More People Expressing AI Concerns.

Other people experience the AI ick, and not just when it comes to dating. Ana Pereira, 26, resides in Brooklyn and does sound for various live music venues across the city. She fantasizes about accessing her phone settings and deactivating AI features on all her apps, though tech platforms from Google to Spotify make it almost impossible to opt out. Pereira thinks that using ChatGPT “demonstrates such a lack of initiative”.

“It’s like you are unable to think for yourself, and you have to depend on an app for that,” she said.

Two of Pereira’s friends recently had a complicated breakup. She sided with one of them after discovering the other turned to ChatGPT, a infamously awful therapy substitute, not their partner, when they wanted to talk about their feelings. “It’s like they refused to endure any difficult human feelings,” she said. “They just wanted to process something and continue, which is not how things work.”

Suddenly I couldn’t do it by myself. I was too reliant on AI to do the simplest things [at work].

Richard Barnes, who is 31 and works as a marine biologist and restaurant server in Hawaii, is likewise skeptical. “I don’t know if I would think otherwise about someone who uses ChatGPT, but I would be like, ‘come on,’” he said. “You don’t need to depend on it to make a grocery list.
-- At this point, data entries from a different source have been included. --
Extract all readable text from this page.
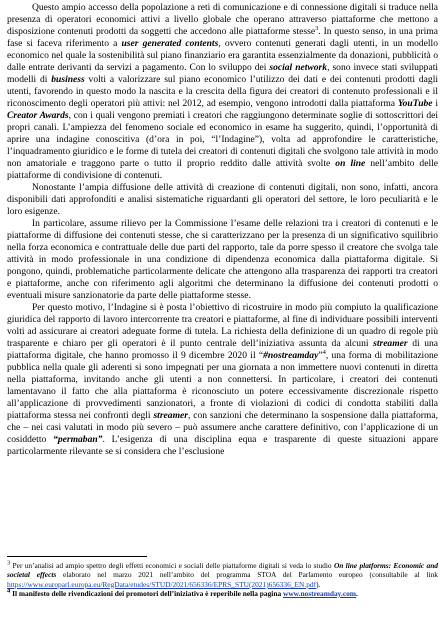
Questo ampio accesso della popolazione a reti di comunicazione e di connessione digitali si traduce nella presenza di operatori economici attivi a livello globale che operano attraverso piattaforme che mettono a disposizione contenuti prodotti da soggetti che accedono alle piattaforme stesse$^3$. In questo senso, in una prima fase si faceva riferimento a user generated contents, ovvero contenuti generati dagli utenti, in un modello economico nel quale la sostenibilità sul piano finanziario era garantita essenzialmente da donazioni, pubblicità o dalle entrate derivanti da servizi a pagamento. Con lo sviluppo dei social network, sono invece stati sviluppati modelli di business volti a valorizzare sul piano economico l’utilizzo dei dati e dei contenuti prodotti dagli utenti, favorendo in questo modo la nascita e la crescita della figura dei creatori di contenuto professionali e il riconoscimento degli operatori più attivi: nel 2012, ad esempio, vengono introdotti dalla piattaforma YouTube i Creator Awards, con i quali vengono premiati i creatori che raggiungono determinate soglie di sottoscrittori dei propri canali. L’ampiezza del fenomeno sociale ed economico in esame ha suggerito, quindi, l’opportunità di aprire una indagine conoscitiva (d’ora in poi, “l’Indagine”), volta ad approfondire le caratteristiche, l’inquadramento giuridico e le forme di tutela dei creatori di contenuti digitali che svolgono tale attività in modo non amatoriale e traggono parte o tutto il proprio reddito dalle attività svolte on line nell’ambito delle piattaforme di condivisione di contenuti.

Nonostante l’ampia diffusione delle attività di creazione di contenuti digitali, non sono, infatti, ancora disponibili dati approfonditi e analisi sistematiche riguardanti gli operatori del settore, le loro peculiarità e le loro esigenze.

In particolare, assume rilievo per la Commissione l’esame delle relazioni tra i creatori di contenuti e le piattaforme di diffusione dei contenuti stesse, che si caratterizzano per la presenza di un significativo squilibrio nella forza economica e contrattuale delle due parti del rapporto, tale da porre spesso il creatore che svolga tale attività in modo professionale in una condizione di dipendenza economica dalla piattaforma digitale. Si pongono, quindi, problematiche particolarmente delicate che attengono alla trasparenza dei rapporti tra creatori e piattaforme, anche con riferimento agli algoritmi che determinano la diffusione dei contenuti prodotti o eventuali misure sanzionatorie da parte delle piattaforme stesse.

Per questo motivo, l’Indagine si è posta l’obiettivo di ricostruire in modo più compiuto la qualificazione giuridica del rapporto di lavoro intercorrente tra creatori e piattaforme, al fine di individuare possibili interventi volti ad assicurare ai creatori adeguate forme di tutela. La richiesta della definizione di un quadro di regole più trasparente e chiaro per gli operatori è il punto centrale dell’iniziativa assunta da alcuni streamer di una piattaforma digitale, che hanno promosso il 9 dicembre 2020 il “#nostreamday”$^4$, una forma di mobilitazione pubblica nella quale gli aderenti si sono impegnati per una giornata a non immettere nuovi contenuti in diretta nella piattaforma, invitando anche gli utenti a non connettersi. In particolare, i creatori dei contenuti lamentavano il fatto che alla piattaforma è riconosciuto un potere eccessivamente discrezionale rispetto all’applicazione di provvedimenti sanzionatori, a fronte di violazioni di codici di condotta stabiliti dalla piattaforma stessa nei confronti degli streamer, con sanzioni che determinano la sospensione dalla piattaforma, che – nei casi valutati in modo più severo – può assumere anche carattere definitivo, con l’applicazione di un cosiddetto “permaban”. L’esigenza di una disciplina equa e trasparente di queste situazioni appare particolarmente rilevante se si considera che l’esclusione

3 Per un’analisi ad ampio spettro degli effetti economici e sociali delle piattaforme digitali si veda lo studio On line platforms: Economic and societal effects elaborato nel marzo 2021 nell’ambito del programma STOA del Parlamento europeo (consultabile al link https://www.europarl.europa.eu/RegData/etudes/STUD/2021/656336/EPRS_STU(2021)656336_EN.pdf).

4 Il manifesto delle rivendicazioni dei promotori dell’iniziativa è reperibile nella pagina www.nostreamday.com.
Your life is likely not that hard. We can make the list together.”

Celebrity and Tech Backlash.

When director Guillermo del Toro said he would “prefer death” than use generative AI, it made headlines. Similarly, SZA’s Instagram stories rant against the tech warning about “environmental racism” and expressing fear over users who are “codependent on a machine”. The same goes for when Simu Liu, Alison Roman, Céline Dion, Emily Blunt, and others issued statements that are critical of AI in their various industries. I think these quotes spread widely for a cause: people agree with them.
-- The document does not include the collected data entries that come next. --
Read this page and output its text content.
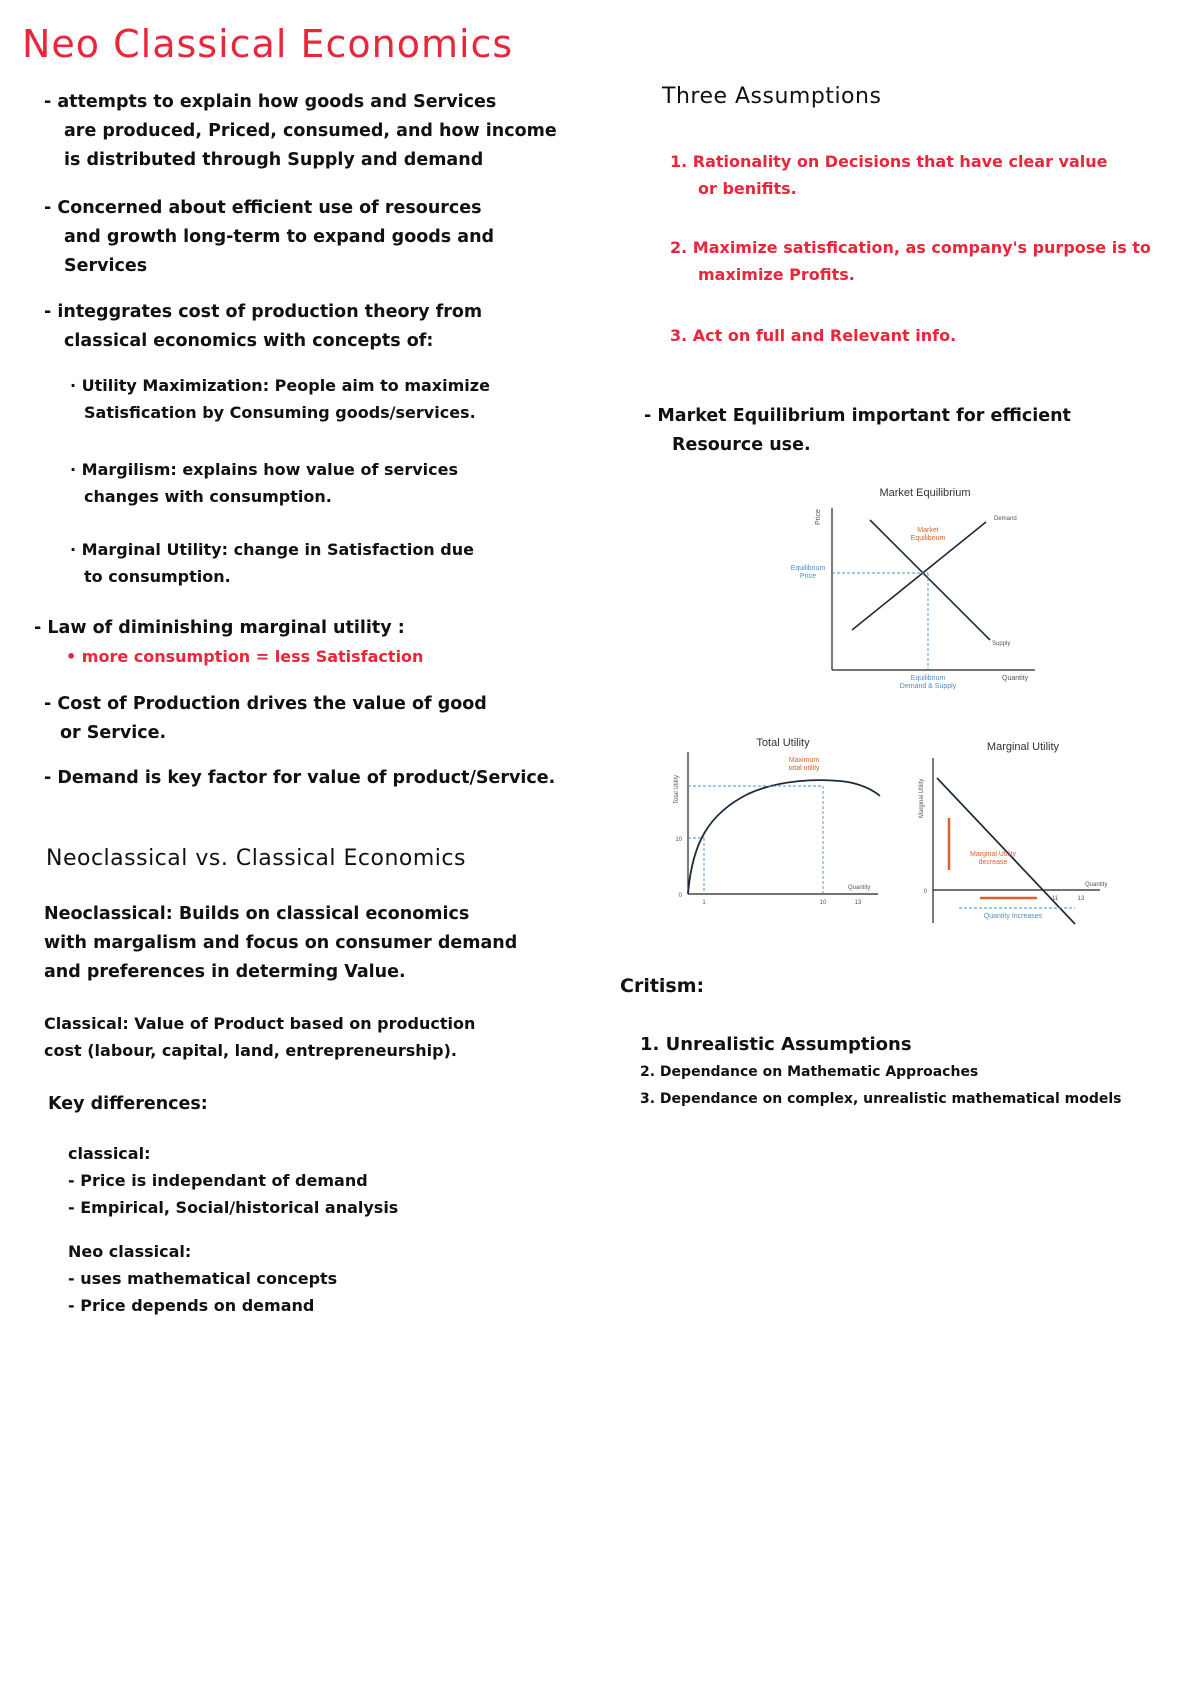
Neo Classical Economics
- attempts to explain how goods and Services
are produced, Priced, consumed, and how income
is distributed through Supply and demand
- Concerned about efficient use of resources
and growth long-term to expand goods and
Services
- integgrates cost of production theory from
classical economics with concepts of:
· Utility Maximization: People aim to maximize
Satisfication by Consuming goods/services.
· Margilism: explains how value of services
changes with consumption.
· Marginal Utility: change in Satisfaction due
to consumption.
- Law of diminishing marginal utility :
• more consumption = less Satisfaction
- Cost of Production drives the value of good
or Service.
- Demand is key factor for value of product/Service.
Neoclassical vs. Classical Economics
Neoclassical: Builds on classical economics
with margalism and focus on consumer demand
and preferences in determing Value.
Classical: Value of Product based on production
cost (labour, capital, land, entrepreneurship).
Key differences:
classical:
- Price is independant of demand
- Empirical, Social/historical analysis
Neo classical:
- uses mathematical concepts
- Price depends on demand
Three Assumptions
1. Rationality on Decisions that have clear value
or benifits.
2. Maximize satisfication, as company's purpose is to
maximize Profits.
3. Act on full and Relevant info.
- Market Equilibrium important for efficient
Resource use.
Market Equilibrium
Price
Quantity
Demand
Supply
Market
Equilibrium
Equilibrium
Price
Equilibrium
Demand & Supply
Total Utility
Total Utility
Quantity
Maximum
total utility
1	10	13
0
10
Marginal Utility
Marginal Utility
Quantity
Marginal Utility
decrease
Quantity Increases
0
11	13
Critism:
1. Unrealistic Assumptions
2. Dependance on Mathematic Approaches
3. Dependance on complex, unrealistic mathematical models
This attitude is present even among those in the tech sector. Last month, Pinterest introduced a filter that lets users turn off AI content. Meta lets users mute, but not entirely deactivate, comparable slop on Instagram. Reports suggested that “cursor resistance” is on the rise, as some Silicon Valley professionals refuse to use AI to write their code.

{Luciano Noijeen, a lead software engineer working in Greece and the Netherlands, told me that he eagerly used AI in the past to write or enhance his coding.|According to Luciano Noijeen, a {lead|

Ashley Romero
Ashley Romero

A seasoned gaming analyst with over a decade of experience in casino operations and digital entertainment trends.